Codes for Discrete Cosine Transform Network for Guided Depth Map Super-Resolution (CVPR 2022 Oral)
Zixiang Zhao, Jiangshe Zhang, Shuang Xu, Zudi Lin and Hanspeter Pfister.
-[Paper]
-[ArXiv]
-[Supplementary Materials]
@InProceedings{Zhao_2022_CVPR,
author = {Zhao, Zixiang and Zhang, Jiangshe and Xu, Shuang and Lin, Zudi and Pfister, Hanspeter},
title = {Discrete Cosine Transform Network for Guided Depth Map Super-Resolution},
booktitle = {Proceedings of the IEEE/CVF Conference on Computer Vision and Pattern Recognition (CVPR)},
month = {June},
year = {2022},
pages = {5697-5707}
}
Guided depth super-resolution (GDSR) is an essential topic in multi-modal image processing, which reconstructs high-resolution (HR) depth maps from low-resolution ones collected with suboptimal conditions with the help of HR RGB images of the same scene. To solve the challenges in interpreting the working mechanism, extracting cross-modal features and RGB texture over-transferred, we propose a novel Discrete Cosine Transform Network (DCTNet) to alleviate the problems from three aspects. First, the Discrete Cosine Transform (DCT) module reconstructs the multi-channel HR depth features by using DCT to solve the channel-wise optimization problem derived from the image domain. Second, we introduce a semi-coupled feature extraction module that uses shared convolutional kernels to extract common information and private kernels to extract modality-specific information. Third, we employ an edge attention mechanism to highlight the contours informative for guided upsampling. Extensive quantitative and qualitative evaluations demonstrate the effectiveness of our DCTNet, which outperforms previous state-of-the-art methods with a relatively small number of parameters.

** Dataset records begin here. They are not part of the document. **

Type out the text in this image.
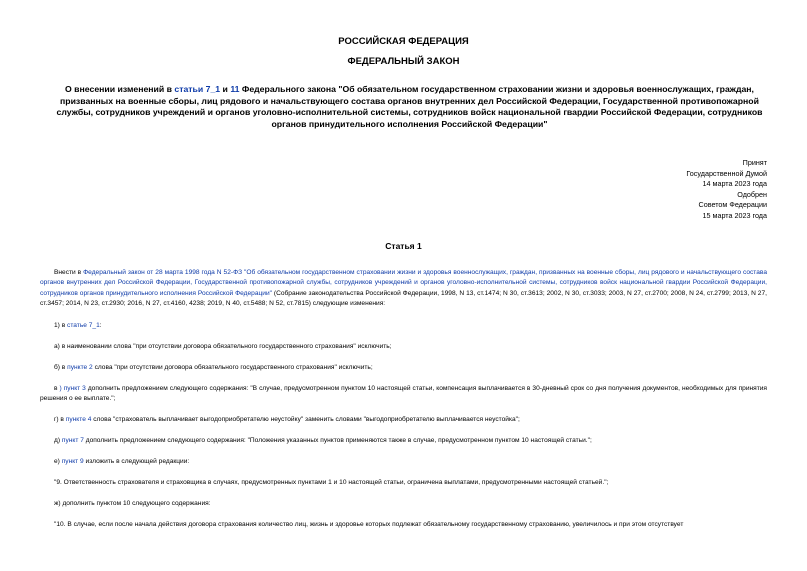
РОССИЙСКАЯ ФЕДЕРАЦИЯ
ФЕДЕРАЛЬНЫЙ ЗАКОН
О внесении изменений в статьи 7_1 и 11 Федерального закона "Об обязательном государственном страховании жизни и здоровья военнослужащих, граждан, призванных на военные сборы, лиц рядового и начальствующего состава органов внутренних дел Российской Федерации, Государственной противопожарной службы, сотрудников учреждений и органов уголовно-исполнительной системы, сотрудников войск национальной гвардии Российской Федерации, сотрудников органов принудительного исполнения Российской Федерации"
Принят
Государственной Думой
14 марта 2023 года
Одобрен
Советом Федерации
15 марта 2023 года
Статья 1
Внести в Федеральный закон от 28 марта 1998 года N 52-ФЗ "Об обязательном государственном страховании жизни и здоровья военнослужащих, граждан, призванных на военные сборы, лиц рядового и начальствующего состава органов внутренних дел Российской Федерации, Государственной противопожарной службы, сотрудников учреждений и органов уголовно-исполнительной системы, сотрудников войск национальной гвардии Российской Федерации, сотрудников органов принудительного исполнения Российской Федерации" (Собрание законодательства Российской Федерации, 1998, N 13, ст.1474; N 30, ст.3613; 2002, N 30, ст.3033; 2003, N 27, ст.2700; 2008, N 24, ст.2799; 2013, N 27, ст.3457; 2014, N 23, ст.2930; 2016, N 27, ст.4160, 4238; 2019, N 40, ст.5488; N 52, ст.7815) следующие изменения:
1) в статье 7_1:
а) в наименовании слова "при отсутствии договора обязательного государственного страхования" исключить;
б) в пункте 2 слова "при отсутствии договора обязательного государственного страхования" исключить;
в ) пункт 3 дополнить предложением следующего содержания: "В случае, предусмотренном пунктом 10 настоящей статьи, компенсация выплачивается в 30-дневный срок со дня получения документов, необходимых для принятия решения о ее выплате.";
г) в пункте 4 слова "страхователь выплачивает выгодоприобретателю неустойку" заменить словами "выгодоприобретателю выплачивается неустойка";
д) пункт 7 дополнить предложением следующего содержания: "Положения указанных пунктов применяются также в случае, предусмотренном пунктом 10 настоящей статьи.";
е) пункт 9 изложить в следующей редакции:
"9. Ответственность страхователя и страховщика в случаях, предусмотренных пунктами 1 и 10 настоящей статьи, ограничена выплатами, предусмотренными настоящей статьей.";
ж) дополнить пунктом 10 следующего содержания:
"10. В случае, если после начала действия договора страхования количество лиц, жизнь и здоровье которых подлежат обязательному государственному страхованию, увеличилось и при этом отсутствует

Our DCTNet is implemented in model.py
.
Pretrained model is available in './models/DCTNet_4X.model'
, './models/DCTNet_8X.model'
, './models/DCTNet_16X.model'
and './models/DCTNet_RealScene.model'
, which are responsible for the tasks of upsampling factors of 4, 8, and 16, and the RGBDD real-world branch task. We train it on NYU v2 (1000 image pairs). In the training phase, all images are resize to 256x256.
If you want to re-train this net, you need to download the original dataset at NYU V2, then use the same preprocessing as DKN and FDSR to get a training set like ./data/NYU_Train_imgsize_256_scale_4.h5
(because the size of this dataset is 10+GB, we cannot upload it). Subsequently, you should run 'train.py'
to retrain.
The test images used in the paper have been stored in './RawDatasets/Middlebury'
, './RawDatasets/NYUDepthv2_Test'
, './RawDatasets/Lu'
, './RawDatasets/RGBDD'
and './RawDatasets/RGBDD_Test_Realscene'
, respectively.
The test data set can be downloaded at NYU v2, Middlebury, Lu and RGBDD.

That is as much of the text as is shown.